We continue our ‘Cannabinoids Explained’ series with Cannabichromene (CBC), a compound that is naturally found in the cannabis plant and is similar to other cannabinoids discussed until now – THC, CBD and CBN.
CBC is less popular than other phytocannabinoids but has multiple nutritive benefits. Studies show that this compound can provide relief of certain temporary symptoms thanks to its analgesic properties, and that cannabichromenes may have anti-inflammatory and anti-viral properties.

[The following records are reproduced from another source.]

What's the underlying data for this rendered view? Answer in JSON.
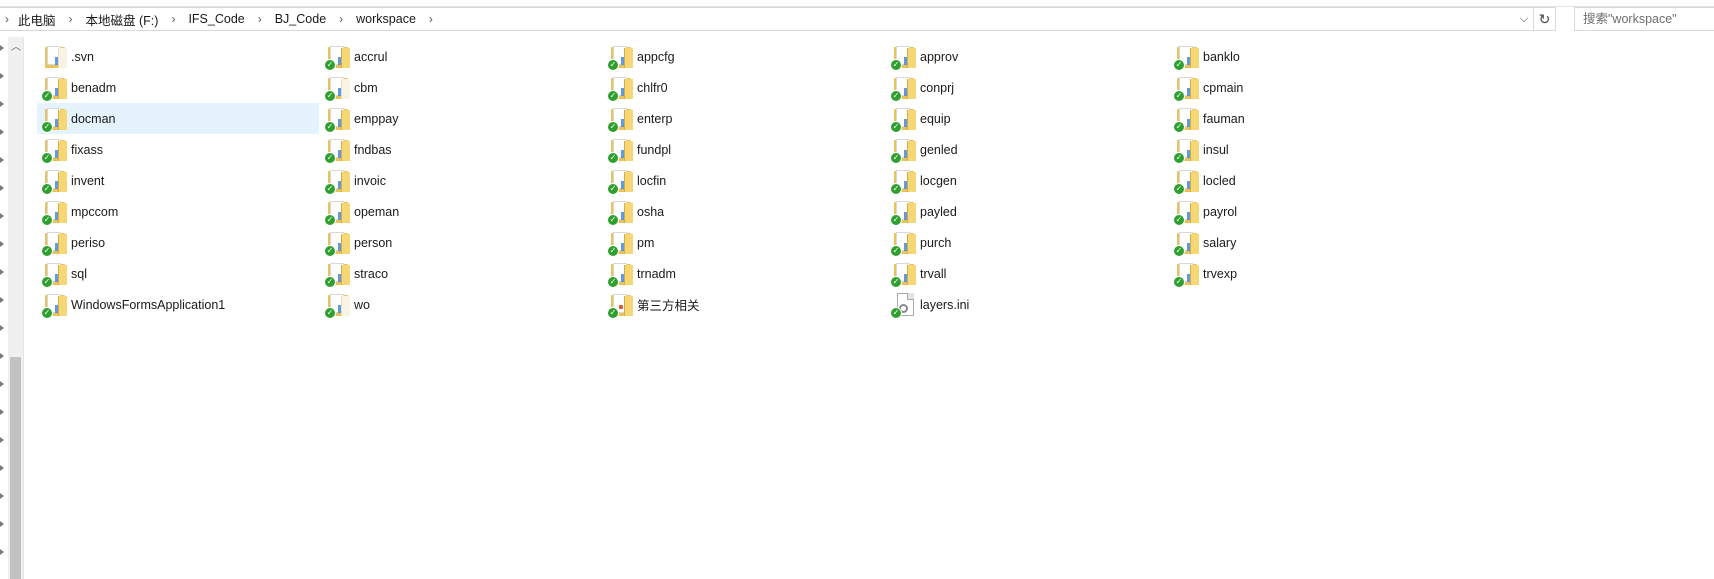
{
  "address_bar": {
    "breadcrumbs": [
      "此电脑",
      "本地磁盘 (F:)",
      "IFS_Code",
      "BJ_Code",
      "workspace"
    ]
  },
  "search": {
    "placeholder": "搜索\"workspace\""
  },
  "icons": {
    "folder": "folder-icon",
    "file": "settings-file-icon",
    "badge": "svn-normal-checkmark-icon"
  },
  "colors": {
    "selection": "#e5f3ff",
    "folder": "#e8c25a",
    "badge": "#2fa02f"
  },
  "files": {
    "items": [
      {
        "name": ".svn",
        "type": "folder",
        "style": "pale",
        "badge": false
      },
      {
        "name": "accrul",
        "type": "folder",
        "badge": true
      },
      {
        "name": "appcfg",
        "type": "folder",
        "badge": true
      },
      {
        "name": "approv",
        "type": "folder",
        "badge": true
      },
      {
        "name": "banklo",
        "type": "folder",
        "badge": true
      },
      {
        "name": "benadm",
        "type": "folder",
        "badge": true
      },
      {
        "name": "cbm",
        "type": "folder",
        "style": "pale",
        "badge": true
      },
      {
        "name": "chlfr0",
        "type": "folder",
        "badge": true
      },
      {
        "name": "conprj",
        "type": "folder",
        "badge": true
      },
      {
        "name": "cpmain",
        "type": "folder",
        "badge": true
      },
      {
        "name": "docman",
        "type": "folder",
        "badge": true,
        "selected": true
      },
      {
        "name": "emppay",
        "type": "folder",
        "badge": true
      },
      {
        "name": "enterp",
        "type": "folder",
        "badge": true
      },
      {
        "name": "equip",
        "type": "folder",
        "badge": true
      },
      {
        "name": "fauman",
        "type": "folder",
        "badge": true
      },
      {
        "name": "fixass",
        "type": "folder",
        "badge": true
      },
      {
        "name": "fndbas",
        "type": "folder",
        "badge": true
      },
      {
        "name": "fundpl",
        "type": "folder",
        "badge": true
      },
      {
        "name": "genled",
        "type": "folder",
        "badge": true
      },
      {
        "name": "insul",
        "type": "folder",
        "badge": true
      },
      {
        "name": "invent",
        "type": "folder",
        "badge": true
      },
      {
        "name": "invoic",
        "type": "folder",
        "badge": true
      },
      {
        "name": "locfin",
        "type": "folder",
        "badge": true
      },
      {
        "name": "locgen",
        "type": "folder",
        "badge": true
      },
      {
        "name": "locled",
        "type": "folder",
        "badge": true
      },
      {
        "name": "mpccom",
        "type": "folder",
        "badge": true
      },
      {
        "name": "opeman",
        "type": "folder",
        "badge": true
      },
      {
        "name": "osha",
        "type": "folder",
        "badge": true
      },
      {
        "name": "payled",
        "type": "folder",
        "badge": true
      },
      {
        "name": "payrol",
        "type": "folder",
        "badge": true
      },
      {
        "name": "periso",
        "type": "folder",
        "badge": true
      },
      {
        "name": "person",
        "type": "folder",
        "badge": true
      },
      {
        "name": "pm",
        "type": "folder",
        "badge": true
      },
      {
        "name": "purch",
        "type": "folder",
        "badge": true
      },
      {
        "name": "salary",
        "type": "folder",
        "badge": true
      },
      {
        "name": "sql",
        "type": "folder",
        "badge": true
      },
      {
        "name": "straco",
        "type": "folder",
        "badge": true
      },
      {
        "name": "trnadm",
        "type": "folder",
        "badge": true
      },
      {
        "name": "trvall",
        "type": "folder",
        "badge": true
      },
      {
        "name": "trvexp",
        "type": "folder",
        "badge": true
      },
      {
        "name": "WindowsFormsApplication1",
        "type": "folder",
        "badge": true
      },
      {
        "name": "wo",
        "type": "folder",
        "style": "pale",
        "badge": true
      },
      {
        "name": "第三方相关",
        "type": "folder",
        "mark": "red",
        "badge": true
      },
      {
        "name": "layers.ini",
        "type": "file",
        "badge": true
      }
    ]
  }
}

Cannabichromenes (CBC) is obtained from CBG-a and considered the “stem cell” of cannabinoids because it is the precursor for the most important compounds in the cannabis plant, THC, CBD and CBC. In order for CBC to be produced, cannabigerolic acid is converted with the help of specific enzymes into CBC-a, or cannabichrome carboxylic acid. When exposed to heat, the acid undergoes decarboxylation and loses a molecule of carbon dioxide, generating CBC. The phytocannabinoid has been successfully used to relieve some temporary symptoms and is non-psychoactive, just like CBD.

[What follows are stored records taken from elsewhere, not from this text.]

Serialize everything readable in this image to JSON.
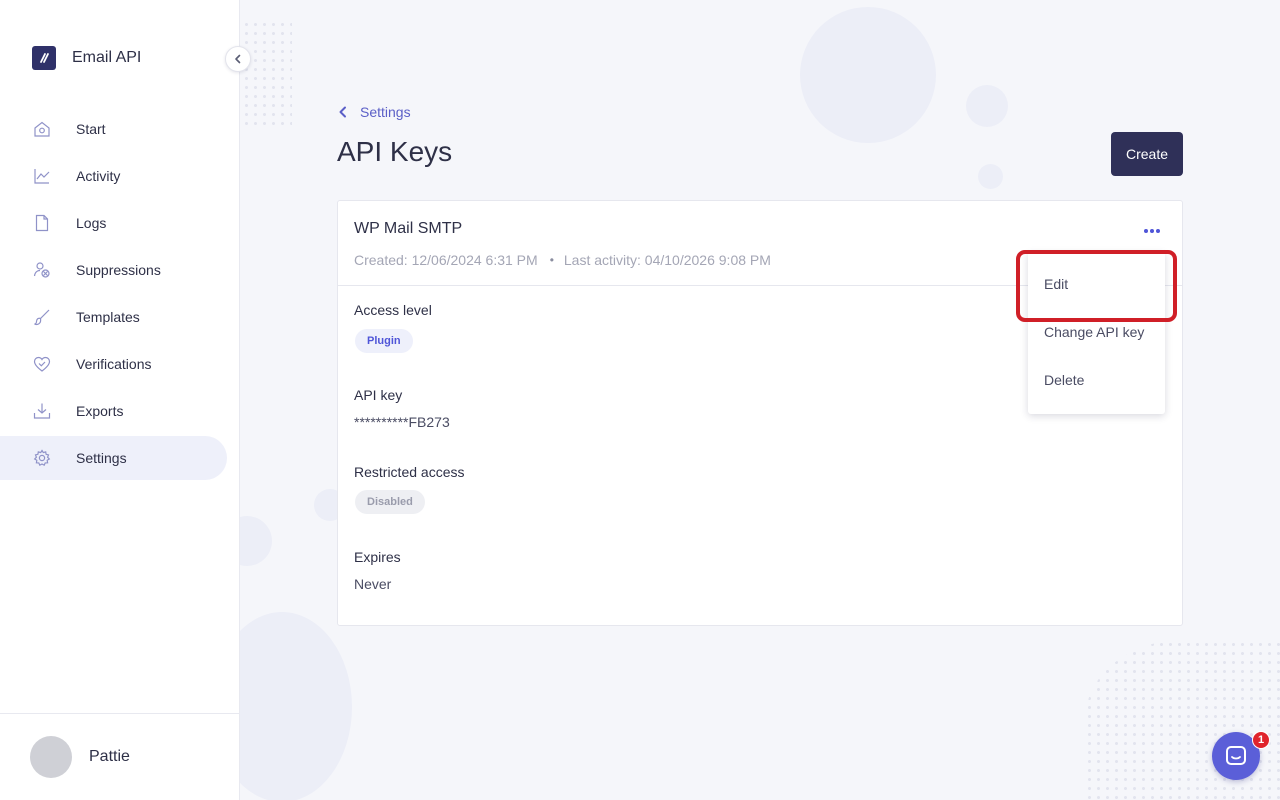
{
  "app": {
    "name": "Email API"
  },
  "sidebar": {
    "items": [
      {
        "label": "Start",
        "icon": "home-icon",
        "active": false
      },
      {
        "label": "Activity",
        "icon": "chart-line-icon",
        "active": false
      },
      {
        "label": "Logs",
        "icon": "file-icon",
        "active": false
      },
      {
        "label": "Suppressions",
        "icon": "user-block-icon",
        "active": false
      },
      {
        "label": "Templates",
        "icon": "brush-icon",
        "active": false
      },
      {
        "label": "Verifications",
        "icon": "heart-check-icon",
        "active": false
      },
      {
        "label": "Exports",
        "icon": "download-icon",
        "active": false
      },
      {
        "label": "Settings",
        "icon": "gear-icon",
        "active": true
      }
    ]
  },
  "user": {
    "name": "Pattie"
  },
  "breadcrumb": {
    "label": "Settings"
  },
  "page": {
    "title": "API Keys",
    "create_label": "Create"
  },
  "api_key": {
    "name": "WP Mail SMTP",
    "created": "Created: 12/06/2024 6:31 PM",
    "separator": "•",
    "last_activity": "Last activity: 04/10/2026 9:08 PM",
    "access_level_label": "Access level",
    "access_level": "Plugin",
    "key_label": "API key",
    "key_value": "**********FB273",
    "restricted_label": "Restricted access",
    "restricted_value": "Disabled",
    "expires_label": "Expires",
    "expires_value": "Never"
  },
  "menu": {
    "items": [
      "Edit",
      "Change API key",
      "Delete"
    ]
  },
  "chat": {
    "unread": "1"
  },
  "colors": {
    "accent": "#5b5fc7",
    "primary_button": "#2f3058",
    "highlight": "#d01f27",
    "chat": "#5b5fd8",
    "badge": "#e0242c"
  }
}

What studies say about cannabichromene (CBC)
Cannabichromene has been shown to fight bacteria and fungi, including E. coli and S. aureus, having strong antibacterial effects. According to researchers at the University of Mississippi, the compound may act against gram-positive, gram-negative and acid-fast bacteria.
Another study, this time conducted by Italian researchers, showed that CBC might be effective in reducing temporary symptoms of inflammation, although its effects are not as strong as THC’s. Then, the phytocannabinoid has been studied in rat models. Scientists at the University of Mississippi have showed that CBC contributes to the nutritive benefits of Cannabis sativa, although it activates different pathways than THC.
The anti-inflammatory properties of CBC have been proven by several studies. One of them, published in the British Journal of Pharmacology, showed that the compound can relieve temporary symptoms of inflammation.